March 30, 2016
Shareholder engagement has become one of the most talked-about issues in corporate governance, and with good reason. In the past few years, public companies have been held up to greater scrutiny due to many factors—including the rise of shareholder activism, the continued implementation of executive compensation regulations from the SEC and Dodd-Frank, and increasingly stringent guidelines from institutional investors and proxy advisors. If companies are not forthright and transparent about executive compensation practices and ever-increasing shareholder proposals, they risk unrest in their stakeholder bases.
As a result of these trends, open discussion of shareholder engagement in proxy statements has been on a steady climb. In the S&P 100 alone, the number of companies who disclosed investor outreach increased from two to 55 since 2011. Among the larger S&P 500 index, 32.3% of companies included this in their 2015 proxy statements, nearly doubling in the past five years.
Companies have made a strong move toward shareholder engagement to communicate directly with their investors, rather than letting other—often louder—voices drown them out. As Ron Schneider, Director of Corporate Governance Services at RR Donnelley aptly noted on a recent Equilar webinar, “If you don’t tell your story, someone else will tell it for you.”
For the most part, shareholder engagement communications through the proxy statement have been reactive, typically in direct response to negative outcomes such as failing Say on Pay votes. For example, both Chipotle and Hasbro failed Say on Pay in 2014, and each of them noted their specific shareholder engagement outreach efforts over the following year in their 2015 proxy statements. As result of those changes based on investor feedback, both passed with flying colors at last year’s shareholder meetings.

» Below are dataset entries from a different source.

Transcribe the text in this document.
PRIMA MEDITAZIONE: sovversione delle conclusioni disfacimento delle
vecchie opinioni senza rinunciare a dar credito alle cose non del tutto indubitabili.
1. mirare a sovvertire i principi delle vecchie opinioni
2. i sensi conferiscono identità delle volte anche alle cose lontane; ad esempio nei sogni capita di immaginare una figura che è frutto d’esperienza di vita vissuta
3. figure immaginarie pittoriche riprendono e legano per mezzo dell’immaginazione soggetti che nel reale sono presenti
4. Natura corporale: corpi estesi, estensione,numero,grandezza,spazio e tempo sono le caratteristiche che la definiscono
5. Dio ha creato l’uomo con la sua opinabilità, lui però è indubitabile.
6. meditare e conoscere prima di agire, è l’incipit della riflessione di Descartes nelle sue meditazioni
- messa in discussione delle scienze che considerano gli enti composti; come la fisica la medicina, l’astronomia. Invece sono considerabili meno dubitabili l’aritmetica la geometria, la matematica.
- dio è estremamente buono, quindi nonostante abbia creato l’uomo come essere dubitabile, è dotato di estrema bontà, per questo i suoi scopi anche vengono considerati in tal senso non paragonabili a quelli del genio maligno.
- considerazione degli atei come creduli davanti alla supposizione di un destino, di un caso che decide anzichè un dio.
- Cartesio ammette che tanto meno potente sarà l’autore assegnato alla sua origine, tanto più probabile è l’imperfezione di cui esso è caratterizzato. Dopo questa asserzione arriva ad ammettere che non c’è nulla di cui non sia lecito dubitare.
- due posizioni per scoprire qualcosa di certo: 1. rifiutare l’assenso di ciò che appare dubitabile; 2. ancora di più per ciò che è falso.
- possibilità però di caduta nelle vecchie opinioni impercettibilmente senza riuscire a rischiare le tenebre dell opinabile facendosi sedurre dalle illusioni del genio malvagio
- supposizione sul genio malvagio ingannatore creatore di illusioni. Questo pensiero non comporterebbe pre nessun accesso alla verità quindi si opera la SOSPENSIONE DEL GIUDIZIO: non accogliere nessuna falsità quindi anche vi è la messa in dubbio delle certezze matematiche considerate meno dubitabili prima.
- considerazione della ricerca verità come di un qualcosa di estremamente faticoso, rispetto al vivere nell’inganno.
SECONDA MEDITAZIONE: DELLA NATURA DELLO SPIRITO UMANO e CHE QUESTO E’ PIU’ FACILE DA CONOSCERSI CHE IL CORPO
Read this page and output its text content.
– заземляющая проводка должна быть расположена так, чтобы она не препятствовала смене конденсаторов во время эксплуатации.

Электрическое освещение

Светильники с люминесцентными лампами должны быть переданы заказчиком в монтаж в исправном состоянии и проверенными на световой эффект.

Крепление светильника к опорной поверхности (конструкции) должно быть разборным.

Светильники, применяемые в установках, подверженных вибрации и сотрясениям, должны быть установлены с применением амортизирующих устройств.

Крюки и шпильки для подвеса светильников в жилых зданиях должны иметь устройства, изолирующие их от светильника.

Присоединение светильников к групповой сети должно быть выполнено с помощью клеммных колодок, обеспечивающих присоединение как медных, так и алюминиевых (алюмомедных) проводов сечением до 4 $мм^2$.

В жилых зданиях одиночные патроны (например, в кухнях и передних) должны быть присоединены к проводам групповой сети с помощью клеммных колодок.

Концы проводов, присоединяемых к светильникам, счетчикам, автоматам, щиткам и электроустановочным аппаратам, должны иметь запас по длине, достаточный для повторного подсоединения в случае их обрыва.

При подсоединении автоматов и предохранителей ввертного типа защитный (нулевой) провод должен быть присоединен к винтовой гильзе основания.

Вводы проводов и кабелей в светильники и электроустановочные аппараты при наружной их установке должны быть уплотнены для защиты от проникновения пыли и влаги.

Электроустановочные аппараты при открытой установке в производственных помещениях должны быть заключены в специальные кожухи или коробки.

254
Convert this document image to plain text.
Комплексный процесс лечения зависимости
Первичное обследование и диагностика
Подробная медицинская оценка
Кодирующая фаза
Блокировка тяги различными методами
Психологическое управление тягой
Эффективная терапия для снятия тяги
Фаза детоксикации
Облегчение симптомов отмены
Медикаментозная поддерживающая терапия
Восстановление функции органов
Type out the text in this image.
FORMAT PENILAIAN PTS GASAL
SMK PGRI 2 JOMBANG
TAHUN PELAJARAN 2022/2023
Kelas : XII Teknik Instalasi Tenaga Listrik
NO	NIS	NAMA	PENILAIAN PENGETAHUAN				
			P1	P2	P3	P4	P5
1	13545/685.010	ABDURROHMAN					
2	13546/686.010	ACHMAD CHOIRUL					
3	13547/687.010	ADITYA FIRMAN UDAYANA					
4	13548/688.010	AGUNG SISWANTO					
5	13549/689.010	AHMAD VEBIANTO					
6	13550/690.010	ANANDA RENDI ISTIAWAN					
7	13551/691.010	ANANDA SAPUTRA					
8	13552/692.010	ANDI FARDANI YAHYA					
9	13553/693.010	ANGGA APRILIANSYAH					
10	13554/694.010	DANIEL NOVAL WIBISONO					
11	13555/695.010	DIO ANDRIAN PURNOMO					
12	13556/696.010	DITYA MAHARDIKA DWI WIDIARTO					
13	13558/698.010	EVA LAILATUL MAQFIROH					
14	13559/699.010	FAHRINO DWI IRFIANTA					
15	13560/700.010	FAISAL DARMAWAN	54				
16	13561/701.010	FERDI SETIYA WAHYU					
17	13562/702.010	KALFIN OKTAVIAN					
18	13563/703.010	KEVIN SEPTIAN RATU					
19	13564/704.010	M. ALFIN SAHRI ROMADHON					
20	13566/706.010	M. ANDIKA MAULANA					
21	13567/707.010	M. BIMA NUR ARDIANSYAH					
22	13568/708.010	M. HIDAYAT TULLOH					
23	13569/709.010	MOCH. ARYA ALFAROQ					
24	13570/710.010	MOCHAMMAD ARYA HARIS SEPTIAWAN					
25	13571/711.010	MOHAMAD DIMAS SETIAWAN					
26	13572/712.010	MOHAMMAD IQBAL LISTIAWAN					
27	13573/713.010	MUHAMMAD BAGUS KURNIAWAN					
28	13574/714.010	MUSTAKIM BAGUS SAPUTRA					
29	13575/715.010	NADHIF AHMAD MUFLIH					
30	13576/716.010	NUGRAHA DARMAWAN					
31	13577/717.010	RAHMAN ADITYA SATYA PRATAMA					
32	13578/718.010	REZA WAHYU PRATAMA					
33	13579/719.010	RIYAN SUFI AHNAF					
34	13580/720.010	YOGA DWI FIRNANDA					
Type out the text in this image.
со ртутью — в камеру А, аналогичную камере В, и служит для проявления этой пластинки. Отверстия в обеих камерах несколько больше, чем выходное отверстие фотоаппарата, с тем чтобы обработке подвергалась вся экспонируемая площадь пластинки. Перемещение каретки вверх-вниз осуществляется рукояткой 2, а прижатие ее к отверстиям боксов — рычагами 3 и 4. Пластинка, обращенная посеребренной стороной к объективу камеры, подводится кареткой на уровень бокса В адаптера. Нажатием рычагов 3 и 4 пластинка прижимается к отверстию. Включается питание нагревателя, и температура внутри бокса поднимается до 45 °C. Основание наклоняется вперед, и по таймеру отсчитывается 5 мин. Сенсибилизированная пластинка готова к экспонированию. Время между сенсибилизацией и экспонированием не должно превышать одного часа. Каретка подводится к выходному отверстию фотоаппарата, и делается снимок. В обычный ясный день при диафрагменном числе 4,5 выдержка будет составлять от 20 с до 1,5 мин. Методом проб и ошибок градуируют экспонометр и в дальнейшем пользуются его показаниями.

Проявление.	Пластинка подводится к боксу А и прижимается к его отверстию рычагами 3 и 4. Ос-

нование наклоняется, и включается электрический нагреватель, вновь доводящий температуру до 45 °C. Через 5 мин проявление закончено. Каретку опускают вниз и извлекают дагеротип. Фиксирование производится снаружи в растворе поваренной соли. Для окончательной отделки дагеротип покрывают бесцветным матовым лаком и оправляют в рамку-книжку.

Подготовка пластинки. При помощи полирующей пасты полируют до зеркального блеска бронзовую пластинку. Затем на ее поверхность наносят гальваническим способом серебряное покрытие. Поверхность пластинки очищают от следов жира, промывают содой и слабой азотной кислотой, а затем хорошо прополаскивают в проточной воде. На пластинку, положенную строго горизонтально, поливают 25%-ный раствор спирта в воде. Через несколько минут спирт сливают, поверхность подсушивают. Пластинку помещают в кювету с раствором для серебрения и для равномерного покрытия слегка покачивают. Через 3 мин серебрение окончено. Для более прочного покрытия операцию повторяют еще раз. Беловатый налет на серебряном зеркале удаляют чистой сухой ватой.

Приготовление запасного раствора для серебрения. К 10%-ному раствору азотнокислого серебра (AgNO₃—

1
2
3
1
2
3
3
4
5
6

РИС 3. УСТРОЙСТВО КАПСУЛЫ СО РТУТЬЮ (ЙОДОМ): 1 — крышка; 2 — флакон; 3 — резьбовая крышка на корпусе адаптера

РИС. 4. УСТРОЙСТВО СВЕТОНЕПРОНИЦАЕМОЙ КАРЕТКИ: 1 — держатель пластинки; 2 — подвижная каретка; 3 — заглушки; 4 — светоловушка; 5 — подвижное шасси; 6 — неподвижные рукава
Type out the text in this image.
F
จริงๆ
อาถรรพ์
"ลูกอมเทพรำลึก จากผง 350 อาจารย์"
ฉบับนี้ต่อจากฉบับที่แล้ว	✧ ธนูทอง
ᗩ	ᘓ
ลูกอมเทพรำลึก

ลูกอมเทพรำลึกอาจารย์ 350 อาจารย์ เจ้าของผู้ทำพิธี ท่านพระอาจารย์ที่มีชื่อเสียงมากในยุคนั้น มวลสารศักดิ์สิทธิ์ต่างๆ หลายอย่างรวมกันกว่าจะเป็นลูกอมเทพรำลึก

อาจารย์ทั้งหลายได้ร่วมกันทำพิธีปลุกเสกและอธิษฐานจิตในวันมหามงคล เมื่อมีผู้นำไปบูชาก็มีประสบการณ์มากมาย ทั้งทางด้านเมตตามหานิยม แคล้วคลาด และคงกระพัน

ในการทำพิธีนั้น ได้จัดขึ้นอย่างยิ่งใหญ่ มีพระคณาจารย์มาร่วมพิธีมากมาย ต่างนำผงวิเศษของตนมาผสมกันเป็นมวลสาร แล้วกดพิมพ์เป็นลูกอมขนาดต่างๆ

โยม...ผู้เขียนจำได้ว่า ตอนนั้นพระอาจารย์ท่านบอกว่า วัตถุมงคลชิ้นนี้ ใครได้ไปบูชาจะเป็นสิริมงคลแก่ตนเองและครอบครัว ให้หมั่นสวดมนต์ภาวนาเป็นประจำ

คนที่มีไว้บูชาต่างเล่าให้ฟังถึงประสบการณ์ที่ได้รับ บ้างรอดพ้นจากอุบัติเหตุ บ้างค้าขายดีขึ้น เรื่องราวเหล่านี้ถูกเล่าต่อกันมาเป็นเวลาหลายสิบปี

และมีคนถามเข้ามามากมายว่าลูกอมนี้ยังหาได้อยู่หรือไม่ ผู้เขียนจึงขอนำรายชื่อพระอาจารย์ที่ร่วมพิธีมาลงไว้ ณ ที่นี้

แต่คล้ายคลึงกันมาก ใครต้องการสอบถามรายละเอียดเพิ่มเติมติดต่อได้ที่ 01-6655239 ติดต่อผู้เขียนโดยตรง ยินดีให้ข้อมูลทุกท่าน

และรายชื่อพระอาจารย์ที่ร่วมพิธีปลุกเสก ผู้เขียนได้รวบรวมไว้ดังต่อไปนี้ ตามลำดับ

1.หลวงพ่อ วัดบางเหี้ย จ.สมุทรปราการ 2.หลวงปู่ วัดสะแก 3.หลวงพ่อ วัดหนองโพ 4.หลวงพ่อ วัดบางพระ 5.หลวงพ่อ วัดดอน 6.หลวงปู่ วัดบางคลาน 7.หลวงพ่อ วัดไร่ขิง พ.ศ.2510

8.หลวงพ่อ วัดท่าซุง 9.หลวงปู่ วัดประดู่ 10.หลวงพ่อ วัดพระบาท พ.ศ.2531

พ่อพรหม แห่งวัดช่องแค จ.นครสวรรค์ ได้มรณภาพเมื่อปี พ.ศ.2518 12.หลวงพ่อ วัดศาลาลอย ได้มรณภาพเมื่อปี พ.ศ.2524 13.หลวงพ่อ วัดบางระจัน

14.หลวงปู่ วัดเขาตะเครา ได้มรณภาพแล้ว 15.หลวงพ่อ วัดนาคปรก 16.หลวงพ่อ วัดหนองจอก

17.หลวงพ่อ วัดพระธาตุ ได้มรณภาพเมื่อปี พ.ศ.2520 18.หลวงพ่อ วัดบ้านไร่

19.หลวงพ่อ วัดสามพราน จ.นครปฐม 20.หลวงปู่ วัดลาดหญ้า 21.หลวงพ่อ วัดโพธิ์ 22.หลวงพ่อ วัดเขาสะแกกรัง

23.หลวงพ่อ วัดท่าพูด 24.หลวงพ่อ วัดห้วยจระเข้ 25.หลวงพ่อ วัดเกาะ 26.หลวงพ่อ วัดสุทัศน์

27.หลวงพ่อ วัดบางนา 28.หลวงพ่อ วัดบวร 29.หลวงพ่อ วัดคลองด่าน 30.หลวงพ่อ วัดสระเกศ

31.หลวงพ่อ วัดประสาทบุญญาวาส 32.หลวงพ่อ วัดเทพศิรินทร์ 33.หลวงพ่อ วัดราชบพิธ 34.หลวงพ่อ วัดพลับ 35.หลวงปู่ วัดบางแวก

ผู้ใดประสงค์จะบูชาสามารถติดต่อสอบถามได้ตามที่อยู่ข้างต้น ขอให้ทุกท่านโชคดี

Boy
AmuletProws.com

Notably, Chipotle’s precipitously falling stock price put the company’s co-CEOs in a complicated situation again this year. According to Chipotle’s 2016 proxy statement (pp. 50-51, filed 03/24/16), the executives lost their bonus opportunities for 2015, but at the same time were also granted performance shares in the beginning of 2016 amid concerns of a “misalignment of shareholder returns and executive compensation.” Ideally, these grants incentivize the CEOs to increase the company’s stock price, which shareholders care deeply about for obvious reasons. The executives have to get the stock price back to $700 in the next three years otherwise they will not receive any payout from this award, and with the company’s stock closing at $471 on Thursday, March 24, this will be a challenge. The affect on the company’s Say on Pay vote remains to be seen, but this gesture is consistent with direct engagement and concern for shareholder outcome when considering executive compensation.
As the shareholder engagement process becomes more entrenched in corporate culture, outreach is shifting to proactive as opposed to reactive. In contrast to the responsive disclosures from regarding negative Say on Pay votes, Allstate Corporation's proxy statement (p.26, filed 04/06/2015) visually presented its ongoing engagement cycle.
Though this cycle displays generalities, it highlights how the company connects directly with investors throughout the year. Because there is not a clear cut way on how to disclose this information companies get to choose how they want to present this topic, whether that is visually, a quick mention or an entire section. As shareholder engagement continues to gain attention from the public it will be interesting to see how companies highlight this topic in their proxies.